Test it by using the following ANTLRStringStream:
// all equal or less than 10 digits
ANTLRStringStream in = new ANTLRStringStream("1,23,1234567890");
which produces no exception, while the following does thow an exception:
// '12345678901' is more than 10 digits
ANTLRStringStream in = new ANTLRStringStream("1,23,12345678901");
2. Gated Semantic Predicates
A gated semantic predicate is similar to a validating semantic predicate,
only the gated version produces a syntax error instead of a FailedPredicateException.
The syntax of a gated semantic predicate is:
{ /* a boolean expression in here */ }?=> RULE
To instead solve the above problem using gated predicates to match numbers up to 10 digits long you would write:
number
#init { int N = 1; }
: ( { N <= 10 }?=> Digit { N++; } )+
;
Test it again with both:
// all equal or less than 10 digits
ANTLRStringStream in = new ANTLRStringStream("1,23,1234567890");
and:
// '12345678901' is more than 10 digits
ANTLRStringStream in = new ANTLRStringStream("1,23,12345678901");
and you will see the last on will throw an error.
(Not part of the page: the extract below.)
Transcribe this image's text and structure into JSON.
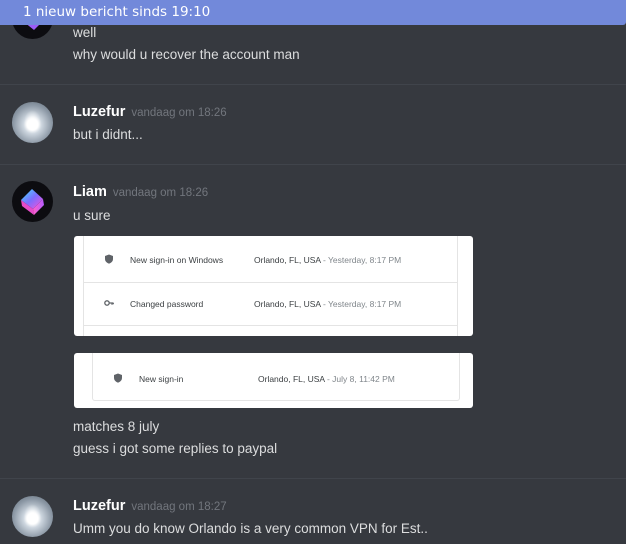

3. Disambiguating Semantic Predicates
The final type of predicate is a disambiguating semantic predicate, which looks a bit like a validating predicate ({boolean-expression}?), but acts more like a gated semantic predicate (no exception is thrown when the boolean expression evaluates to false). You can use it at the start of a rule to check some property of a rule and let the parser match said rule or not.
Let's say the example grammar creates Number tokens (a lexer rule instead of a parser rule) that will match numbers in the range of 0..999. Now in the parser, you'd like to make a distinction between low- and hight numbers (low: 0..500, high: 501..999). This could be done using a disambiguating semantic predicate where you inspect the token next in the stream (input.LT(1)) to check if it's either low or high.
A demo:
grammar Numbers;
parse
: atom (',' atom)* EOF
;
atom
: low {System.out.println("low = " + $low.text);}
| high {System.out.println("high = " + $high.text);}
;
low
: {Integer.valueOf(input.LT(1).getText()) <= 500}? Number
;
high
: Number
;
Number
: Digit Digit Digit
| Digit Digit
| Digit
;
fragment Digit
: '0'..'9'
;
WhiteSpace
: (' ' | '\t' | '\r' | '\n') {skip();}
;
If you now parse the string "123, 999, 456, 700, 89, 0", you'd see the following output:
low = 123
high = 999
low = 456
high = 700
low = 89
low = 0
I've always used the terse reference to ANTLR predicates on wincent.com as my guide.